Волосы на затылке у Лермонтова защекотало как от сквозняка, а желудок собрался в ледяной ком.

– Так это вы написали те книги, что изданы в Орле под именем Анны Радклиф?

– Да! Да!

Лермонтов собрал остатки самообладания, грудью вытолкнул мещанина Максимова на просторную лестничную площадку, выложенную метлахской плиткой. Вышел сам, предусмотрительно закрыл за спиной дверь квартиры.

– Вот оно что.

Строгий тон его совершенно раздавил бедного автора:

– Ах, я как тот несчастный родитель, что отдал своих детей в чужой дом, дабы они выросли в богатстве и довольстве. Осуждайте меня. Но скажите ради бога: все было не зря? Мои книги вам понравились? – Бедный мещанин дрожал. – Скажите. Умоляю.

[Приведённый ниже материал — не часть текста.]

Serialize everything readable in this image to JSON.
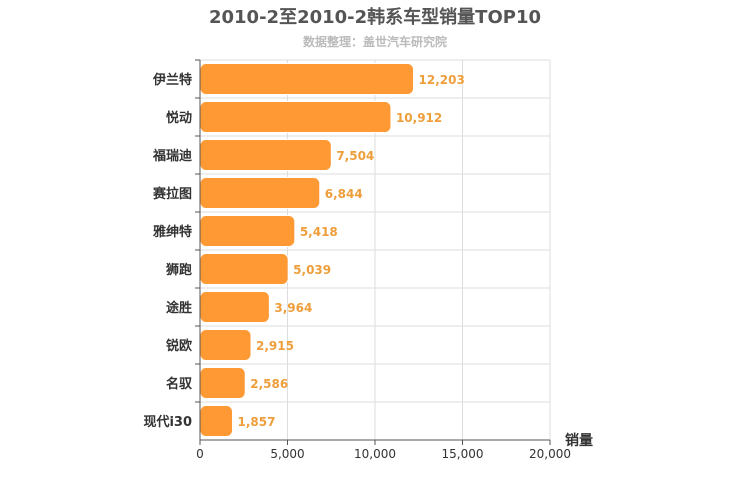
{
  "chart_data": {
    "type": "bar",
    "orientation": "horizontal",
    "title": "2010-2至2010-2韩系车型销量TOP10",
    "subtitle": "数据整理：盖世汽车研究院",
    "categories": [
      "伊兰特",
      "悦动",
      "福瑞迪",
      "赛拉图",
      "雅绅特",
      "狮跑",
      "途胜",
      "锐欧",
      "名驭",
      "现代i30"
    ],
    "values": [
      12203,
      10912,
      7504,
      6844,
      5418,
      5039,
      3964,
      2915,
      2586,
      1857
    ],
    "value_labels": [
      "12,203",
      "10,912",
      "7,504",
      "6,844",
      "5,418",
      "5,039",
      "3,964",
      "2,915",
      "2,586",
      "1,857"
    ],
    "xlabel": "销量",
    "xlim": [
      0,
      20000
    ],
    "xticks": [
      0,
      5000,
      10000,
      15000,
      20000
    ],
    "xtick_labels": [
      "0",
      "5,000",
      "10,000",
      "15,000",
      "20,000"
    ],
    "grid": true,
    "colors": {
      "bar": "#ff9933",
      "value_label": "#ee9e3a",
      "title": "#555555",
      "subtitle": "#bbbbbb"
    }
  }
}
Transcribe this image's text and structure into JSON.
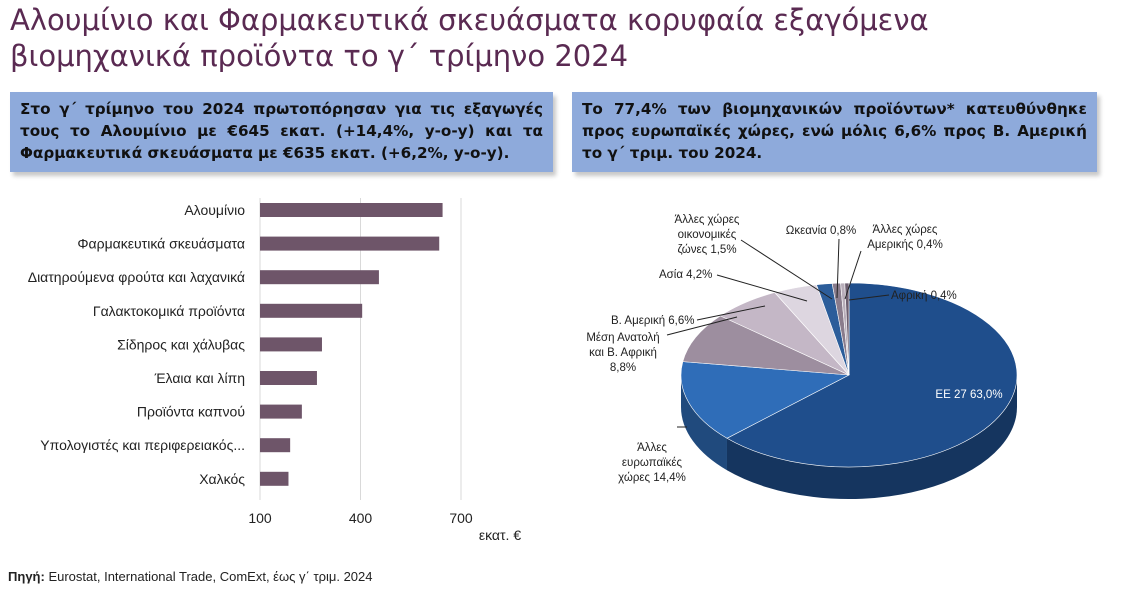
{
  "title": "Αλουμίνιο και Φαρμακευτικά σκευάσματα κορυφαία εξαγόμενα βιομηχανικά προϊόντα το γ΄ τρίμηνο 2024",
  "box_left": "Στο γ΄ τρίμηνο του 2024 πρωτοπόρησαν για τις εξαγωγές τους το Αλουμίνιο με €645 εκατ. (+14,4%, y-o-y) και τα Φαρμακευτικά σκευάσματα με €635 εκατ. (+6,2%, y-o-y).",
  "box_right": "Το 77,4% των βιομηχανικών προϊόντων* κατευθύνθηκε προς ευρωπαϊκές χώρες, ενώ μόλις 6,6% προς Β. Αμερική το γ΄ τριμ. του 2024.",
  "source_label": "Πηγή:",
  "source_text": " Eurostat, International Trade, ComExt, έως γ΄ τριμ. 2024",
  "colors": {
    "title": "#5a2a52",
    "box": "#8eaadb",
    "bar": "#6e5569"
  },
  "chart_data": [
    {
      "type": "bar",
      "orientation": "horizontal",
      "categories": [
        "Αλουμίνιο",
        "Φαρμακευτικά σκευάσματα",
        "Διατηρούμενα φρούτα και λαχανικά",
        "Γαλακτοκομικά προϊόντα",
        "Σίδηρος και χάλυβας",
        "Έλαια και λίπη",
        "Προϊόντα καπνού",
        "Υπολογιστές και περιφερειακός...",
        "Χαλκός"
      ],
      "values": [
        645,
        635,
        455,
        405,
        285,
        270,
        225,
        190,
        185
      ],
      "xlim": [
        100,
        700
      ],
      "xticks": [
        "100",
        "400",
        "700"
      ],
      "xlabel": "εκατ. €"
    },
    {
      "type": "pie",
      "slices": [
        {
          "label": "ΕΕ 27 63,0%",
          "value": 63.0,
          "color": "#1f4e8c"
        },
        {
          "label": "Άλλες ευρωπαϊκές χώρες 14,4%",
          "value": 14.4,
          "color": "#2f6db8"
        },
        {
          "label": "Μέση Ανατολή και Β. Αφρική 8,8%",
          "value": 8.8,
          "color": "#9d8e9f"
        },
        {
          "label": "Β. Αμερική 6,6%",
          "value": 6.6,
          "color": "#c4b7c6"
        },
        {
          "label": "Ασία 4,2%",
          "value": 4.2,
          "color": "#ddd6e0"
        },
        {
          "label": "Άλλες χώρες οικονομικές ζώνες 1,5%",
          "value": 1.5,
          "color": "#2c5d9a"
        },
        {
          "label": "Ωκεανία 0,8%",
          "value": 0.8,
          "color": "#8a7c8c"
        },
        {
          "label": "Άλλες χώρες Αμερικής 0,4%",
          "value": 0.4,
          "color": "#b7adb9"
        },
        {
          "label": "Αφρική 0,4%",
          "value": 0.4,
          "color": "#6d5f70"
        }
      ]
    }
  ]
}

Лермонтов сложил руки крестом на груди:

– Как вы нашли эту квартиру?

Тот опять затрепыхался в объяснениях:

– Когда я пришел в лавку занять денег у этого торгаша, он мне сказал… я даже не поверил… Что все книги купил один господин! Все! Разом! От первой! До последней! Я не поверил… Решил, розыгрыш… Шутка. Насмешка. Легко смеяться над писателем… Легко обидеть поэта… Я заподозрил ложь. Я умолил торгаша дать мне адрес… Неправда. Я выкрал адрес. Я должен был… Я не мог… Я должен был… Поймите, это как чувства родителя… Когда узнаешь, что твои дитяти вдруг…

Лермонтов почувствовал, что силы оставляют его. Сколько сил положено, сколько попыток предпринято. Чтобы узнать в итоге, что твоим собеседником во мгле был какой-то орловский мещанин…

– Вы… Все эти книги…

– Я! – Мещанин Максимов стукнул кулаком в свою куриную грудь. Глаза на блеклом лице пылали. – Умоляю! Скажите! Вопрос жизни и смерти. Ведь вы купили их все! Я первый раз вижу своего читателя! Мне только знать… Поэт я? А значит, полубог, бессмертный! Или тварь дрожащая?.. Обреченная небытию, забвению… Скажите! Прошу… Только одно слово…

Глаза Лермонтова нервно прыгали, мысли, чувства спутались.

Мещанин Максимов от волнения приподнялся на цыпочки и, словно вся жизнь его зависела от этого, выпалил:

– Вам понравилось?

Лермонтов проглотил шершавый комок неописуемых чувств. Но Максимов глядел так, что Лермонтов сразу ему поверил: от ответа зависела жизнь. Кривляться расхотелось. Лермонтов ответил просто и правдиво:

– Мне очень понравилось.

«Какой позор… – думал он. – Бесчестье… Попасться на выдумки орловского мещанина?!» А мещанин Максимов был в розовом обмороке счастья. Он вытянулся, замер, прикрыл глаза. Точно тощий петух под ножом мясника. Лермонтову стало немного противно. А еще – чуть-чуть грустно: завидно.

Вдруг словно сон навалился на Лермонтова. Сознание сковала свинцовая дремота. А тело двигалось само, но тоже как сквозь кисель. И только нечто помимо сознания – какая-то иная его часть – сделалась ясной, как только что промытый госпожой Петровой богемский хрусталь. И эта часть знала, что делать. Направляла тело. Лермонтов упер ногтем средний палец в подушечку большого. Заклинание встало в уме – как воздушный змей против ветра. Словно сам Фома Лермонт вдруг проснулся где-то там, в толще тьмы, раздвинул ее слои, протянул руку и вложил заклинание в уста потомку, как облатку. Вслух Лермонтов сказал лишь последние слова:

– …nat whilk, – вскинул сложенные кольцом пальцы и щелкнул мещанина по лбу.

Все лопнуло.

Максимов открыл глаза. Ошалело заморгал. Попятился. Стал вертеть головой:

– Где я? Как я сюда попал?

Вокруг него был обычный питерский подъезд, хоть и респектабельный. Лестничная площадка была пустой, гулкой. Высокая дверь в единственную квартиру слепа и глуха.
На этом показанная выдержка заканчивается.